Where I feel Darkthrone succeed most, is in their ability to gradually reshape their music in directions that interest them whilst still embracing a unifying "sound", as in the blackened crust that still forms the backbone of what they are about, whatever other genre thay may be focussing on otherwise. This continuity gives us diehard fans a way into whatever it is they are doing and with it comes a kind of surety as to what you are going to get. Darkthrone seem uninterested in suddenly changing direction for the sake of it and are unlikely to throw out too many jarring curveballs to their audience. Of course, this is much to the chagrin of a lot of the online metal community, whose almost ADHD-like desire for continuous change and intellectual challenge (from albums the majority will only listen to once or twice) makes a band like Darkthrone anathema to them and attracts huge amounts of criticism as the keyboard warriors vent their spleen against the duo. But of course by then, Fenriz is off skating up some frozen fjord and couldn't give two fucks what some music know-all from gods-know-where has to say about it!

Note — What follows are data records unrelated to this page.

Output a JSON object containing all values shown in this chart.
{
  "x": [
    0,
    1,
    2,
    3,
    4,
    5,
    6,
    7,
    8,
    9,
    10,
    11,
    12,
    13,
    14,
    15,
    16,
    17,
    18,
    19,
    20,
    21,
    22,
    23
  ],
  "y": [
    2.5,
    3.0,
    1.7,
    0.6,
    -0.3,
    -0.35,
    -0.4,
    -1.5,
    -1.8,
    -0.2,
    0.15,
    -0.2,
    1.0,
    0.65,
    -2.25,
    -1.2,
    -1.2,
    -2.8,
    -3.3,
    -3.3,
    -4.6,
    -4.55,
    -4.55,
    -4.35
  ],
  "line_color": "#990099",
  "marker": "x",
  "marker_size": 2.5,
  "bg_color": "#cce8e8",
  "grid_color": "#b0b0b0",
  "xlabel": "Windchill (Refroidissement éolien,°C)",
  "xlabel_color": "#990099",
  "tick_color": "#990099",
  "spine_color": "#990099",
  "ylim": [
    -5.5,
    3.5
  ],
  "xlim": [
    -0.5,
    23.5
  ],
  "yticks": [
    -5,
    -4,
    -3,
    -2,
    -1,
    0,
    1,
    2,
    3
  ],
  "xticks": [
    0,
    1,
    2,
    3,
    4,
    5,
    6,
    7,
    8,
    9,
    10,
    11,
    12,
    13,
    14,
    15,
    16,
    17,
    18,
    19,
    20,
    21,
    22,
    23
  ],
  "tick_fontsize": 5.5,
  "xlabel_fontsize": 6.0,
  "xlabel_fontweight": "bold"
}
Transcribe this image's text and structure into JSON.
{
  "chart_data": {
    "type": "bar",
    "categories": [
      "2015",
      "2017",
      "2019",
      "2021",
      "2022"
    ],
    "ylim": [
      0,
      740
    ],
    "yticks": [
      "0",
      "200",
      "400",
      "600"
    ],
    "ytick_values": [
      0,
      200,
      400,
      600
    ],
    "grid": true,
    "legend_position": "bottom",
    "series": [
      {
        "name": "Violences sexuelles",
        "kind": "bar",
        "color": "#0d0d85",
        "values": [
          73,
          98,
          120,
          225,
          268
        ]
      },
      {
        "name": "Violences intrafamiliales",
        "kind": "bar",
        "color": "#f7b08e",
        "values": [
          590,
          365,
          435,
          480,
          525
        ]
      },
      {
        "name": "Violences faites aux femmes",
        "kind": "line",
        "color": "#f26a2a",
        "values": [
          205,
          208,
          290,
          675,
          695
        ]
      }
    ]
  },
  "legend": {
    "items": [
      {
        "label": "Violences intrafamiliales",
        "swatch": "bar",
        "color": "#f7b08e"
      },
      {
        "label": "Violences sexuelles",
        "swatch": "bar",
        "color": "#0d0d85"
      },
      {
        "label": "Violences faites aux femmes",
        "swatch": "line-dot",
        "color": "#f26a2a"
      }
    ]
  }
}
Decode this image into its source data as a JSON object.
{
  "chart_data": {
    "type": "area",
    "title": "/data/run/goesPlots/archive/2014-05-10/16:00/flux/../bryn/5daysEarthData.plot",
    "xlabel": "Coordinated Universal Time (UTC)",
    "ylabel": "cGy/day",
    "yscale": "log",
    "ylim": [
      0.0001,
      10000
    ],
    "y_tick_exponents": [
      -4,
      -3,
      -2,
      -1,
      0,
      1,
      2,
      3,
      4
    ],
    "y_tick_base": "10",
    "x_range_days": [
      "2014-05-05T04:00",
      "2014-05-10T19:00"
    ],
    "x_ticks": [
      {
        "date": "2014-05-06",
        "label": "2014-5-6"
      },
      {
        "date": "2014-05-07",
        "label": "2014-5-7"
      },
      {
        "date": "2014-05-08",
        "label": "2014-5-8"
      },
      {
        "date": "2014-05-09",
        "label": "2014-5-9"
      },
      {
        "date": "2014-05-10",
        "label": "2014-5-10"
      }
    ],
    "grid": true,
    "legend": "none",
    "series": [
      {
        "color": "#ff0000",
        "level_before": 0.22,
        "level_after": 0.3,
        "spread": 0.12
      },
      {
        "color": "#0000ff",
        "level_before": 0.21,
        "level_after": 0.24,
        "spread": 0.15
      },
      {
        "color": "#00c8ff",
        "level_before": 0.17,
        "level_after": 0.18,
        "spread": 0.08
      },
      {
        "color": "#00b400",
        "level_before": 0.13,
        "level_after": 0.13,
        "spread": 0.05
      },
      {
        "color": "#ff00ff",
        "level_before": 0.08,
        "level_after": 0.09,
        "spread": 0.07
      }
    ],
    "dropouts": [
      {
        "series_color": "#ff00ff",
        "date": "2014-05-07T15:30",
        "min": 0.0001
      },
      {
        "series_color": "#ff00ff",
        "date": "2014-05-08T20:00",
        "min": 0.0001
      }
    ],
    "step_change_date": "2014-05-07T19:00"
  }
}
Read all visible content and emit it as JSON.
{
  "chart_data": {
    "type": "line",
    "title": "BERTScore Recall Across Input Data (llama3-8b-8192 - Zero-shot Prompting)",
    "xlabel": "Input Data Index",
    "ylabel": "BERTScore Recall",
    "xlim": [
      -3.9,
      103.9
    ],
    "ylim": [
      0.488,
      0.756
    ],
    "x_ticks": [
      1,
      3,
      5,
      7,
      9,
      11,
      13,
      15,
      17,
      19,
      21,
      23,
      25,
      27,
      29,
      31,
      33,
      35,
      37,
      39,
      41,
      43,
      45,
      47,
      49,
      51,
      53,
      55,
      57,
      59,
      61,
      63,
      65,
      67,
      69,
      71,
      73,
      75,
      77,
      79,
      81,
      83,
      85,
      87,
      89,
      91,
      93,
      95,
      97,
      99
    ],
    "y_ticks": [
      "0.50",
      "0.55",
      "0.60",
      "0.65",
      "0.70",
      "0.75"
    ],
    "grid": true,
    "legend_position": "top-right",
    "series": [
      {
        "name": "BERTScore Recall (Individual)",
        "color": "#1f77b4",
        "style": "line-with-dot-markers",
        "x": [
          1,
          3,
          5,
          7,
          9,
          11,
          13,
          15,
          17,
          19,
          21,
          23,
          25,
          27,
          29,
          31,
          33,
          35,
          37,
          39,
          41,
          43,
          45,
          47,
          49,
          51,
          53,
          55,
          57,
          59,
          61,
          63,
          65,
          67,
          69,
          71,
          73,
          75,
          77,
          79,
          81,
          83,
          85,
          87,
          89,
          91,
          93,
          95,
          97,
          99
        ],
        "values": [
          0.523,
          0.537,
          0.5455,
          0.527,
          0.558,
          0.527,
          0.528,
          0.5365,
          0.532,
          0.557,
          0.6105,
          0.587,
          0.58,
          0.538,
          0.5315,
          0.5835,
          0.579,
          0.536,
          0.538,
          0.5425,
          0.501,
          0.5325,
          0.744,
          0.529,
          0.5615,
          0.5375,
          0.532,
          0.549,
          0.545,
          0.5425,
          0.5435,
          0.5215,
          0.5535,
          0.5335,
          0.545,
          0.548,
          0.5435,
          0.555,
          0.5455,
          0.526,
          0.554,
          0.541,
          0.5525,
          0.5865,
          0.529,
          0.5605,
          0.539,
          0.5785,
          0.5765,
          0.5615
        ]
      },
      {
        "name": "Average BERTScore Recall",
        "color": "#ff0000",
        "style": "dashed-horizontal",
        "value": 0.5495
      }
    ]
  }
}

Astral Fortress start out very strongly with Caravan of Broken Ghosts which has a great crusty trad doom main riff that gets even better when the duo put their pedal to the metal on the speeded up section that used to be one of the staples of trad doom, the track as a whole coming off as a necroticised version of Pentagram or early Saint Vitus. I think Nocturno and Fenriz take their feet off the gas a little on the next couple of tracks, Impeccable Caverns of Satan and Stalagmite Necklace. They are decent enough and I really like the main black 'n' roll riff of the former, but they lack dynamism and start to drag the album down a bit, sounding as they do like outtakes from Celtic Frost's Morbid Tales that didn't make the cut. So, despite side one tailing off to some extent, side two is a much more convincing experience. Kicking off with the bizarrely named The Sea Beneath the Seas of the Sea, the track itself is bookended by an intro and outro that sound a bit like very early (circa Fly By Night) Rush - believe it or not! The track as a whole is Darkthrone's own particular take on a ten minute trad doom epic that sounds like it's been dug up after thirty or forty years of decay. Next up, Kervorkian Times is my favourite track on the album with a killer main riff and Nocturno Culto spitting fire and bile, proving that even in their fifties these guys are still underground metal legends. A short instrumental and we're into final track Eon 2, which doesn't on the face of it have anything to do with the instrumental Eon off of Soulside Journey, but which does contain a Maiden-esque galloping riff before it settle back into the doom-pacing of the rest of the album.
Nocturno Culto's vocals are undiminished by time and he still fires out riffs left, right and centre and Fenriz is a complete legend so, to me, the world is a much better place with a band like Darkthrone and their love of metal and refusal to compromise still in it. So what I'm trying to say is "fuck the haters".